Wenn man eine Tätigkeit als Last empfindet, dann will man den „Mist“ so schnell wie möglich hinter sich haben. Und schups: geht etwas schief. Oder man hat Angst, etwas könnte schief gehen: und schon ist es passiert. Vielleicht ist man mit dem Kopf schon bei der nächste Aufgabe und bemerkt plötzlich, dass man gedankenverloren einen Fehler gemacht hat. Oder man grübelt über den letzten Ehekrach oder den Streit mit seinem Vorgesetzten nach. Meine ältere Schwester hasste es, zu bügeln. Eines Tages bemerkte sie, wie sie während des Bügelns plötzlich alles um sich herum vergessen hatte, wie das Gefühl für Raum und Zeit bei ihr aufgehoben war. Seitdem widmet sie sich dem Bügeln mit Hingabe. Ihr Verstand konzentriert sich auf schöne Bügelfalten und hat keine Kapazität für Sorgen und Ungeduld. Gedanken, Gefühle und Bilder kommen und gehen, ohne dass sie diese mit Druck erzeugt oder festhält. Und gerade, weil sie mental entspannt ist, liefert ihr ihr Unterbewusstsein beim Bügeln oft die besten Ideen. Seit diesem Einstellungswandel mag sie es, zu bügeln.

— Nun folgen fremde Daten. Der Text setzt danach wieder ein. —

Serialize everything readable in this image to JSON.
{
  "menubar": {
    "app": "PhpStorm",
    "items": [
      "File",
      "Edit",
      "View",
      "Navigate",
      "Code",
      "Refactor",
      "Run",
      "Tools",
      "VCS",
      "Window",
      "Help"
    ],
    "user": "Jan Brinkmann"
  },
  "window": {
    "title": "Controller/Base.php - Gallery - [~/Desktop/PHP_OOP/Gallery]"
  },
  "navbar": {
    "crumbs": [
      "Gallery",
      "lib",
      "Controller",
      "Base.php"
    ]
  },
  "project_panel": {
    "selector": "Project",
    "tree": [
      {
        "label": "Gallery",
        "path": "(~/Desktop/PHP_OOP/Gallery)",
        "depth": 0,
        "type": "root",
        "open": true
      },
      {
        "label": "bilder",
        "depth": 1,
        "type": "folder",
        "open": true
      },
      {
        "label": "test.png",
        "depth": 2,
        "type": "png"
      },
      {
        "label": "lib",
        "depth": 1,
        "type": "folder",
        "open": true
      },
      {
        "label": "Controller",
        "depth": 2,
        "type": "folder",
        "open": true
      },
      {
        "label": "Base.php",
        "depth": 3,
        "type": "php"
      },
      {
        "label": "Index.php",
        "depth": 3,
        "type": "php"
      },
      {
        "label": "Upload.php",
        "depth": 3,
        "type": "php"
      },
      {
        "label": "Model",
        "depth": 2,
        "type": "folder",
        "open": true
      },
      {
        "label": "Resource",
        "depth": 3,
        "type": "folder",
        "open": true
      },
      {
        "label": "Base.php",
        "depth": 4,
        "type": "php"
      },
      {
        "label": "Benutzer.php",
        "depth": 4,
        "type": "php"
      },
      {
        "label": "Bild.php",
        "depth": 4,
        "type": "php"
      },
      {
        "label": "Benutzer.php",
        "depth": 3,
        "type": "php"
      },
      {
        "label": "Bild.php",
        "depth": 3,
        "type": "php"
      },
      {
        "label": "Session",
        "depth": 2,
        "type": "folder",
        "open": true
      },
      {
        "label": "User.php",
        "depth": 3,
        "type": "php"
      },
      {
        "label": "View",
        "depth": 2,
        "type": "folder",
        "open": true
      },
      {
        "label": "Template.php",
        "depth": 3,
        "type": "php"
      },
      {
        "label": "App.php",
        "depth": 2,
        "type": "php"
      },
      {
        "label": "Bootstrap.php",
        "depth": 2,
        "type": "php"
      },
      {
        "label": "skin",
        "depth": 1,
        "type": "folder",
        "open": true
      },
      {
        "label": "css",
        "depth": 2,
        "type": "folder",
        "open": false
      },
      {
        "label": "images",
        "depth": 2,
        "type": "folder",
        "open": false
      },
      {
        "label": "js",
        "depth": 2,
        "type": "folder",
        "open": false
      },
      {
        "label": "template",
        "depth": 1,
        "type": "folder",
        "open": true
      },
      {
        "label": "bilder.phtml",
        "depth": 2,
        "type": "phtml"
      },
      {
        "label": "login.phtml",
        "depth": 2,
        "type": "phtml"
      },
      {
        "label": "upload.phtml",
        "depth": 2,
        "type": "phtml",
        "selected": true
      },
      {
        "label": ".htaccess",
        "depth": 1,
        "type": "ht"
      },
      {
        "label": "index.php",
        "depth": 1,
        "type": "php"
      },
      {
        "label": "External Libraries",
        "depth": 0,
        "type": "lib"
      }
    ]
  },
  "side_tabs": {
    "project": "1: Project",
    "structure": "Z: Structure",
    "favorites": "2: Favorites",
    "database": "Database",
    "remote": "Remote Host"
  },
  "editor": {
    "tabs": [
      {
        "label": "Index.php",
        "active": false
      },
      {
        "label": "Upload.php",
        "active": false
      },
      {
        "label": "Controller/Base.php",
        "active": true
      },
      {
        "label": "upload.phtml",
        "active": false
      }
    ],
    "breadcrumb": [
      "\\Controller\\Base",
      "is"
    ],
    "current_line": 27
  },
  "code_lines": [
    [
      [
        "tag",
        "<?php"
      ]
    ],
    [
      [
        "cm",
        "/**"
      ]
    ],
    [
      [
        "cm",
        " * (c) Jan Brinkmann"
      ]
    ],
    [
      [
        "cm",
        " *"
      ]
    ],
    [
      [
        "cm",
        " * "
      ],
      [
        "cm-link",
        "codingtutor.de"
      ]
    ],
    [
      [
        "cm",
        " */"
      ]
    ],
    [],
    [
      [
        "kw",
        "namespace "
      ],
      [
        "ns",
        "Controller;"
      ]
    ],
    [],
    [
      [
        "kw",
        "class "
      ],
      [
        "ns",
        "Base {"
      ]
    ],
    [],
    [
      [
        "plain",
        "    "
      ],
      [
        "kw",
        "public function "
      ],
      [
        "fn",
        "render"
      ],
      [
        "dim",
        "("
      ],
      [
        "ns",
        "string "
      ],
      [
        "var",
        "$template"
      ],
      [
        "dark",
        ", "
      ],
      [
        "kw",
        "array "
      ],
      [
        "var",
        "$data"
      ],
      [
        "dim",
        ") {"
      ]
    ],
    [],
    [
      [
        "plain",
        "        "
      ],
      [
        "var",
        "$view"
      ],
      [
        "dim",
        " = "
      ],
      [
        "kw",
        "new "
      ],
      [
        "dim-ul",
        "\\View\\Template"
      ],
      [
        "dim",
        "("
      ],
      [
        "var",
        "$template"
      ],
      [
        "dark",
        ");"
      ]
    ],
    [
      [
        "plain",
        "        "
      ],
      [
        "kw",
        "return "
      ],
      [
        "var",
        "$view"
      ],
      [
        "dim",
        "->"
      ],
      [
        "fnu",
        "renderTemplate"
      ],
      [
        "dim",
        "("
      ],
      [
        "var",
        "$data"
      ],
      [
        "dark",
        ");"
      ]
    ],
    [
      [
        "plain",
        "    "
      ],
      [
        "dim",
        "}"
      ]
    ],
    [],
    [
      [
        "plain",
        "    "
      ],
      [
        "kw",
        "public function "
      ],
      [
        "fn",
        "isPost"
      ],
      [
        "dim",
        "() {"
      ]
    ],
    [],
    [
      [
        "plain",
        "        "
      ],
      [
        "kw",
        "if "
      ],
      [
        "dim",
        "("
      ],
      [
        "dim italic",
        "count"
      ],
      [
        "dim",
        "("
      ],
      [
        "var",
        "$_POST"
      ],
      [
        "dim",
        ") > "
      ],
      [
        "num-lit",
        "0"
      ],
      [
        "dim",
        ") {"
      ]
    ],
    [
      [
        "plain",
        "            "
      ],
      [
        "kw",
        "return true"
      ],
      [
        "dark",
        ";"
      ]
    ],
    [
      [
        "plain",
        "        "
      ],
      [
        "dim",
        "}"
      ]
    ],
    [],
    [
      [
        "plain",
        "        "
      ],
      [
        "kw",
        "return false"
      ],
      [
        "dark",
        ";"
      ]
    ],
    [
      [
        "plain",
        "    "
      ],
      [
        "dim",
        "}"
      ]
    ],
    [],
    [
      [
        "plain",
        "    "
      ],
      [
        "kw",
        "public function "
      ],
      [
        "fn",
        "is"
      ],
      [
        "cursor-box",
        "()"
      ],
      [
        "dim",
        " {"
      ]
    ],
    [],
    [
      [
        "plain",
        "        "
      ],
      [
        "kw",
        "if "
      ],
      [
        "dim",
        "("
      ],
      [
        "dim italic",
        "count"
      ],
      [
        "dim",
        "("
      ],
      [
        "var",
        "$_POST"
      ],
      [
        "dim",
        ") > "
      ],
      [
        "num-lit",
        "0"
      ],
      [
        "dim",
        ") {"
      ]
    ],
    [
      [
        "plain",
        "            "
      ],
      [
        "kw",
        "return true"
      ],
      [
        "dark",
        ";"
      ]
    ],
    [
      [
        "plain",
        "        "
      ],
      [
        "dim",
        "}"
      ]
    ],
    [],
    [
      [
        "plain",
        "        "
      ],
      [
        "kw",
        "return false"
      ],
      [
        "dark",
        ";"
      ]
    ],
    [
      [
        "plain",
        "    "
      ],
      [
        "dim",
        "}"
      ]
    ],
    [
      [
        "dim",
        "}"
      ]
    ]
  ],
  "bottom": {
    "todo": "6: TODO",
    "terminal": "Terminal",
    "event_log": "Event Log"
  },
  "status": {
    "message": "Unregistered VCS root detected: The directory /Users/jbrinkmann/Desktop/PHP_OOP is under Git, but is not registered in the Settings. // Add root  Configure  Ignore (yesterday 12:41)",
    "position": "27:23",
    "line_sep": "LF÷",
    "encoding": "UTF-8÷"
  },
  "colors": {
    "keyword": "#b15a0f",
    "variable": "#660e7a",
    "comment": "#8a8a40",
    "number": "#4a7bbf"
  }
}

Auch in der Philosophie des Zen werden Alltagstätigkeiten wie das Abwaschen von Geschirr oder das Hofkehren als praktische Übungen der Besinnung und Zentrierung empfohlen. Karlfried Graf Dürckheim, der erste große deutsche Zenmeister schreibt darüber in seinem Buch; „Der Alltag als Übung“.
Noch eines hat Mihaly C. im Laufe seines Forscherlebens herausgefunden: Glück geschieht nicht einfach. Man muss dafür bereit sein. Man muss seine inneren Erfahrungen steuern können. Und das erreicht man durch eins: üben, üben, üben. Ein altes Indianersprichwort besagt: „Du bist heute, was du vor 20 Jahren gedacht hast“. Erfolg ist die Folge einer langen Kette von Gedanken, Handlungen und aller Entscheidungen, die man in seinem Leben bewusst oder unbewusst getroffen oder nicht getroffen hat. Wer würde sich je zutrauen, aus dem Stand einen Marathon zu laufen? Genau so ist es mit der mentalen Fitness. Man kann die Voraussetzungen für persönliches Glück und Erfolg deutlich verbessern, wenn man dauerhaft, bewusst und aufrichtig seine mentalen Fähigkeiten trainiert. Es ist nicht der Gedanke ans Sport, der die Pfunde schmelzen lässt. Deshalb sollte man sich eine Bewegungsform aussuchen, die einem Freude bereitet. Und dann muss sich aufrappeln und strampeln! Und es mit Hingabe tun.